La distrofia facio-scapolo-omerale è la forma di malattia ereditaria muscolare più frequente dopo la distrofia di Duchenne e la distrofia miotonica di Steinert (DM1). E’ una condizione che si trasmette con modalità autosomica dominante: questo significa che un individuo affetto ha una probabilità del 50% di trasmetterla ai propri figli, indipendentemente dal sesso. La prevalenza della patologia è di circa un caso su 20.000 nati vivi, anche se è probabile che si tratti di una sottostima, dato che spesso la FSO non viene diagnosticata.
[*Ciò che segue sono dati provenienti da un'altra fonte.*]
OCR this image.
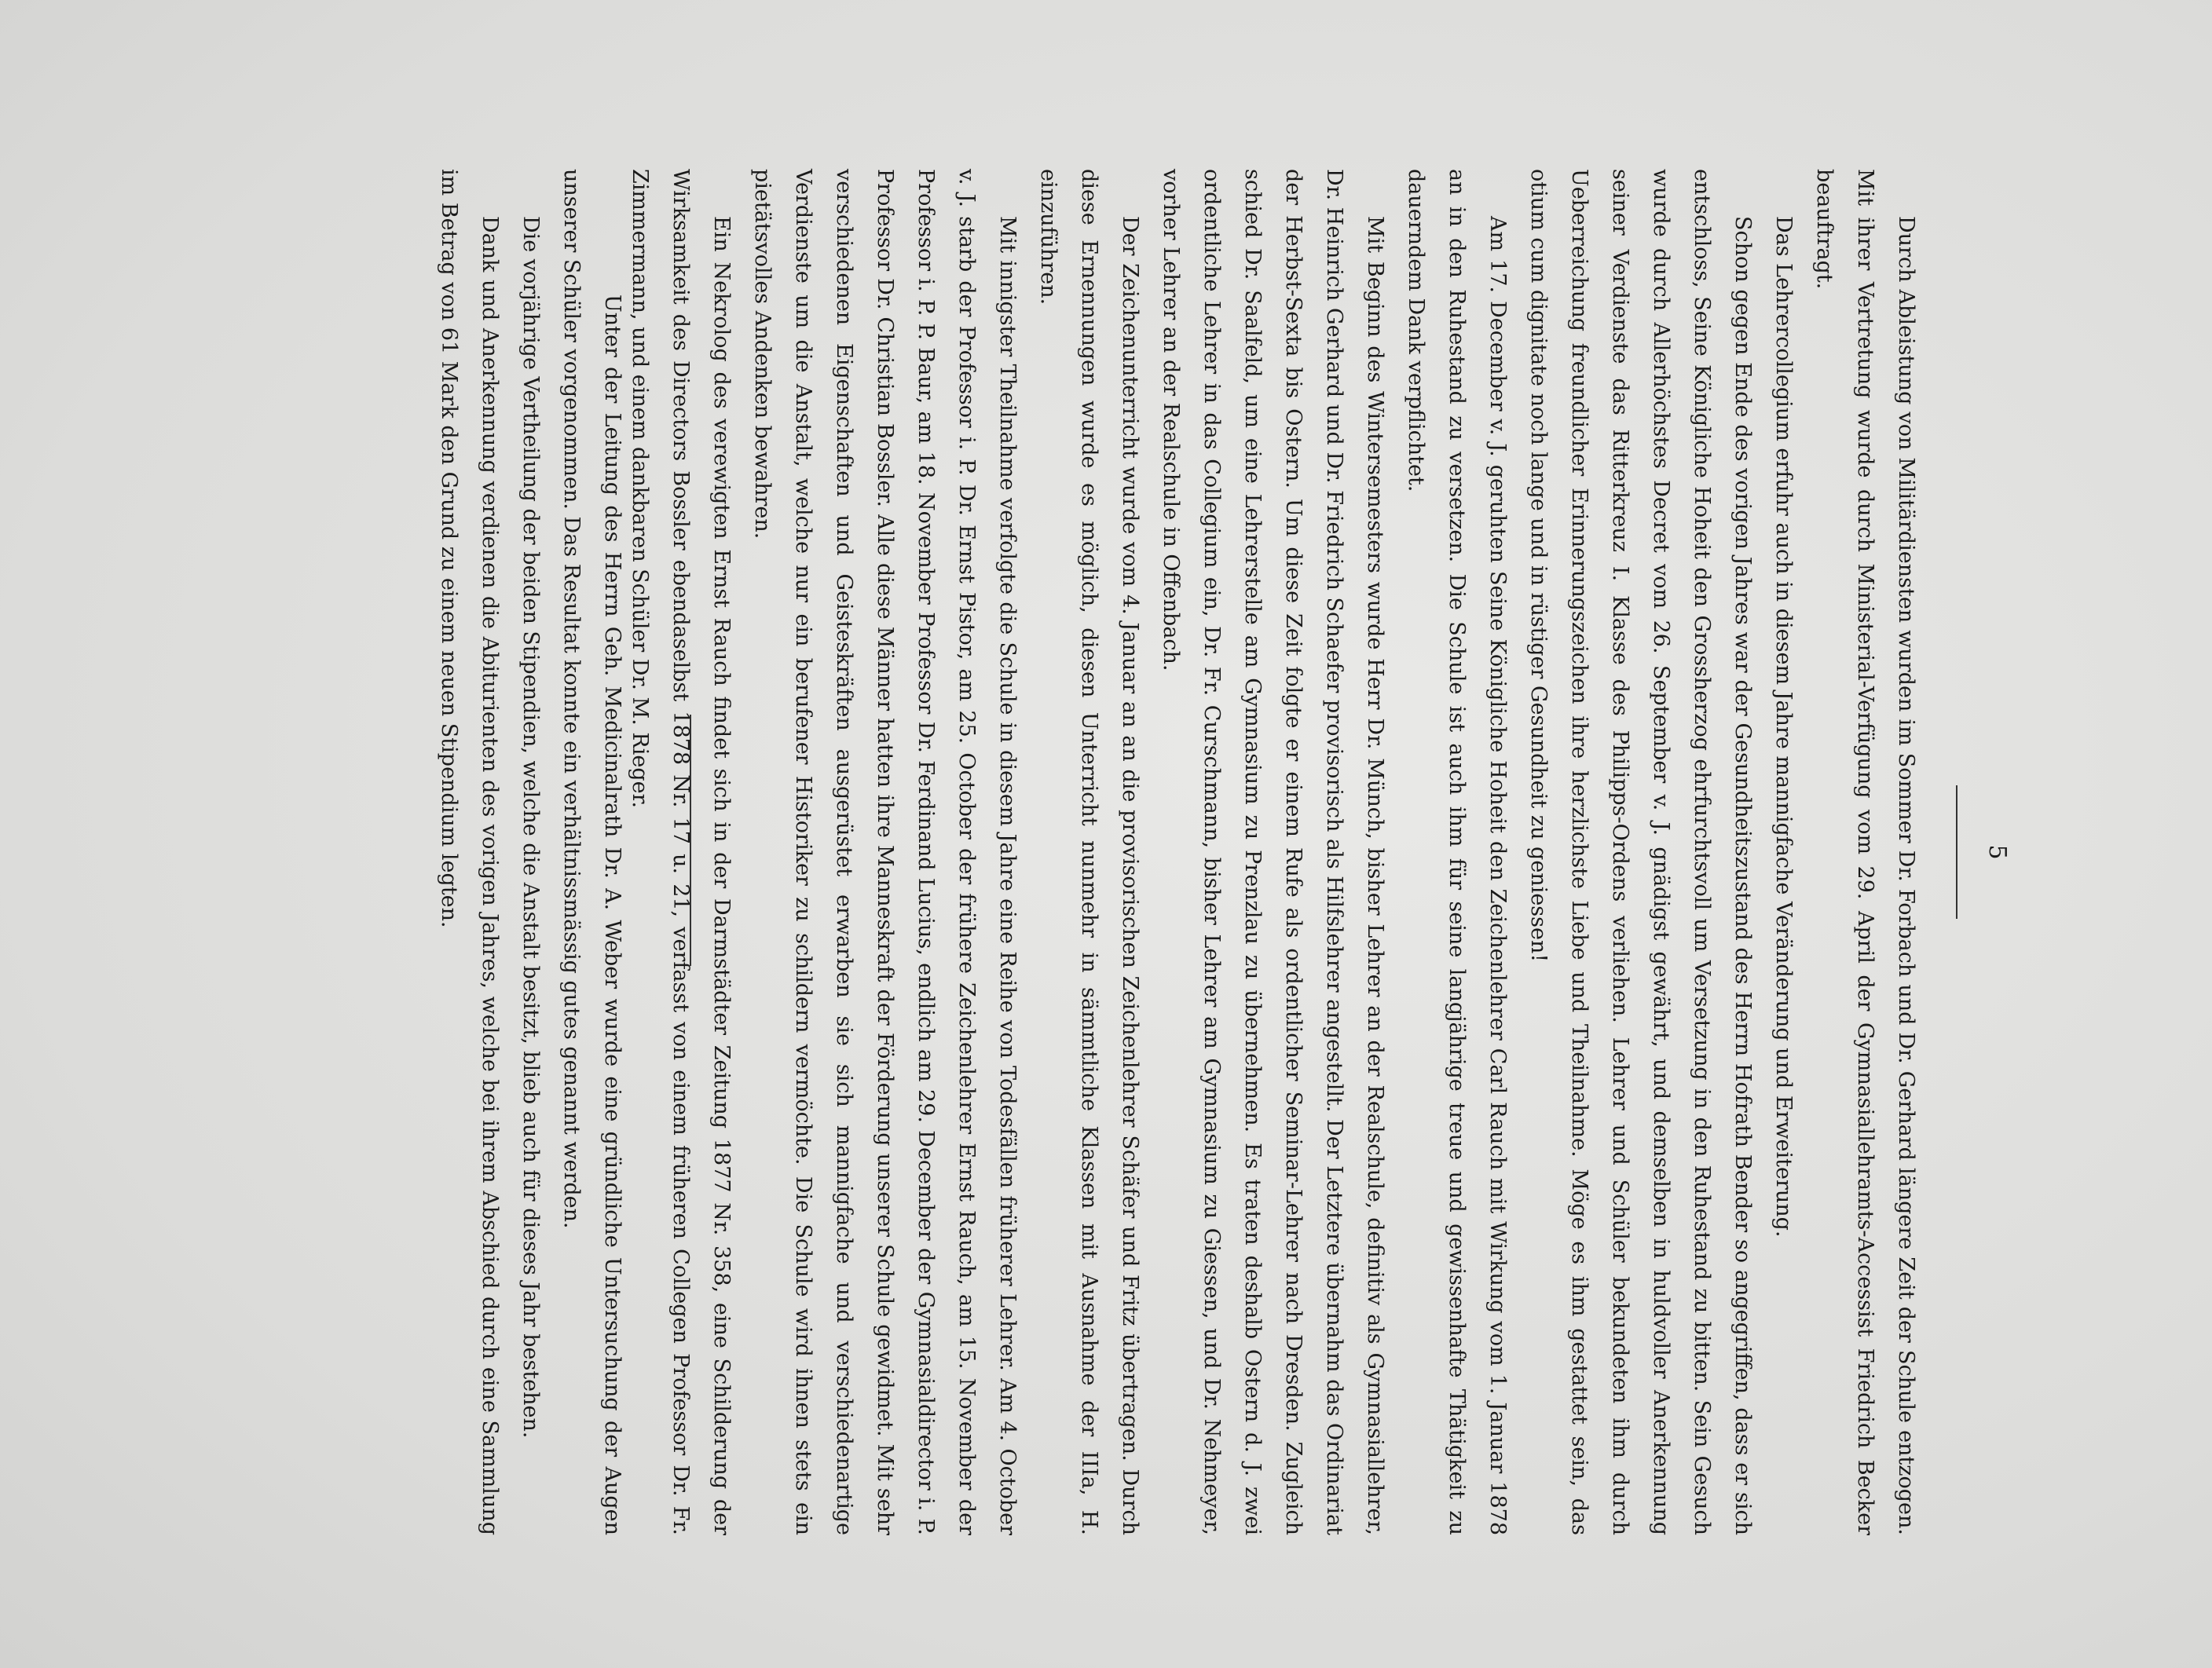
5

Durch Ableistung von Militärdiensten wurden im Sommer Dr. Forbach und Dr. Gerhard längere Zeit der Schule entzogen. Mit ihrer Vertretung wurde durch Ministerial-Verfügung vom 29. April der Gymnasiallehramts-Accessist Friedrich Becker beauftragt.

Das Lehrercollegium erfuhr auch in diesem Jahre mannigfache Veränderung und Erweiterung.

Schon gegen Ende des vorigen Jahres war der Gesundheitszustand des Herrn Hofrath Bender so angegriffen, dass er sich entschloss, Seine Königliche Hoheit den Grossherzog ehrfurchtsvoll um Versetzung in den Ruhestand zu bitten. Sein Gesuch wurde durch Allerhöchstes Decret vom 26. September v. J. gnädigst gewährt, und demselben in huldvoller Anerkennung seiner Verdienste das Ritterkreuz I. Klasse des Philipps-Ordens verliehen. Lehrer und Schüler bekundeten ihm durch Ueberreichung freundlicher Erinnerungszeichen ihre herzlichste Liebe und Theilnahme. Möge es ihm gestattet sein, das otium cum dignitate noch lange und in rüstiger Gesundheit zu geniessen!

Am 17. December v. J. geruhten Seine Königliche Hoheit den Zeichenlehrer Carl Rauch mit Wirkung vom 1. Januar 1878 an in den Ruhestand zu versetzen. Die Schule ist auch ihm für seine langjährige treue und gewissenhafte Thätigkeit zu dauerndem Dank verpflichtet.

Mit Beginn des Wintersemesters wurde Herr Dr. Münch, bisher Lehrer an der Realschule, definitiv als Gymnasiallehrer, Dr. Heinrich Gerhard und Dr. Friedrich Schaefer provisorisch als Hilfslehrer angestellt. Der Letztere übernahm das Ordinariat der Herbst-Sexta bis Ostern. Um diese Zeit folgte er einem Rufe als ordentlicher Seminar-Lehrer nach Dresden. Zugleich schied Dr. Saalfeld, um eine Lehrerstelle am Gymnasium zu Prenzlau zu übernehmen. Es traten deshalb Ostern d. J. zwei ordentliche Lehrer in das Collegium ein, Dr. Fr. Curschmann, bisher Lehrer am Gymnasium zu Giessen, und Dr. Nehmeyer, vorher Lehrer an der Realschule in Offenbach.

Der Zeichenunterricht wurde vom 4. Januar an an die provisorischen Zeichenlehrer Schäfer und Fritz übertragen. Durch diese Ernennungen wurde es möglich, diesen Unterricht nunmehr in sämmtliche Klassen mit Ausnahme der IIIa, H. einzuführen.

Mit innigster Theilnahme verfolgte die Schule in diesem Jahre eine Reihe von Todesfällen früherer Lehrer. Am 4. October v. J. starb der Professor i. P. Dr. Ernst Pistor, am 25. October der frühere Zeichenlehrer Ernst Rauch, am 15. November der Professor i. P. P. Baur, am 18. November Professor Dr. Ferdinand Lucius, endlich am 29. December der Gymnasialdirector i. P. Professor Dr. Christian Bossler. Alle diese Männer hatten ihre Manneskraft der Förderung unserer Schule gewidmet. Mit sehr verschiedenen Eigenschaften und Geisteskräften ausgerüstet erwarben sie sich mannigfache und verschiedenartige Verdienste um die Anstalt, welche nur ein berufener Historiker zu schildern vermöchte. Die Schule wird ihnen stets ein pietätsvolles Andenken bewahren.

Ein Nekrolog des verewigten Ernst Rauch findet sich in der Darmstädter Zeitung 1877 Nr. 358, eine Schilderung der Wirksamkeit des Directors Bossler ebendaselbst 1878 Nr. 17 u. 21, verfasst von einem früheren Collegen Professor Dr. Fr. Zimmermann, und einem dankbaren Schüler Dr. M. Rieger.

Unter der Leitung des Herrn Geh. Medicinalrath Dr. A. Weber wurde eine gründliche Untersuchung der Augen unserer Schüler vorgenommen. Das Resultat konnte ein verhältnissmässig gutes genannt werden.

Die vorjährige Vertheilung der beiden Stipendien, welche die Anstalt besitzt, blieb auch für dieses Jahr bestehen.

Dank und Anerkennung verdienen die Abiturienten des vorigen Jahres, welche bei ihrem Abschied durch eine Sammlung im Betrag von 61 Mark den Grund zu einem neuen Stipendium legten.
La distrofia muscolare facio-scapolo-omerale è caratterizzata da debolezza progressiva che interessa, in particolare, i muscoli della faccia, delle spalle, delle braccia e, in alcuni casi, degli arti inferiori.

Rispetto a pochi anni fa, la ricerca scientifica ha fatto notevoli progressi, al punto che si può parlare, oggi, di un momento positivo nella lotta alle distrofie. “Siamo in una situazione di evoluzione rispetto a qualche anno fa. Alcuni trial clinici sono ancora in corso, e la speranza è di arrivare a una terapia della malattia”, ha dichiarato Mauro Monforte, giovane neurologo all’Ospedale Gemelli di Roma. “La mia testimonianza è quella del clinico e l’obiettivo della ricerca è capire la storia naturale della FSO, di investire nello sviluppo di biomarcatori, attraverso il prelievo di sangue, del muscolo e anche in maniera non invasiva, per registrare l’attività di malattia. Uno strumento diagnostico indispensabile, che oggi utilizziamo quotidianamente, è la risonanza magnetica muscolare”.

Emanuela Moretti, biologa al CNR, ha spiegato che “la medicina di genere è parte essenziale del lavoro del Centro nella lotta alle distrofie. Nelle forme meno gravi di FSO, le donne manifestano dei sintomi meno severi o sono portatrici sane della malattia. Siamo partiti da qua per capire se da questo marcatore biologico si possono trovare modificatori in grado di intervenire sul braccio lungo del cromosoma 4 (4q35), in cui è localizzata l'anomalia genetica che provoca la malattia”.

Emiliano Giardina, Responsabile del Laboratorio di Genetica Forense dell'Università degli Studi di Roma “Tor Vergata”, ha sottolineato l’importanza della collaborazione reciproca tra i ricercatori come chiave per l’avanzamento delle indagini scientifiche. Infine, Lucia Florio, neurologa del Campus Biomedico, ha posto l’accento sulla necessità di creare, sul territorio, una rete di assistenza e di sostegno continuativo per i pazienti e le loro famiglie.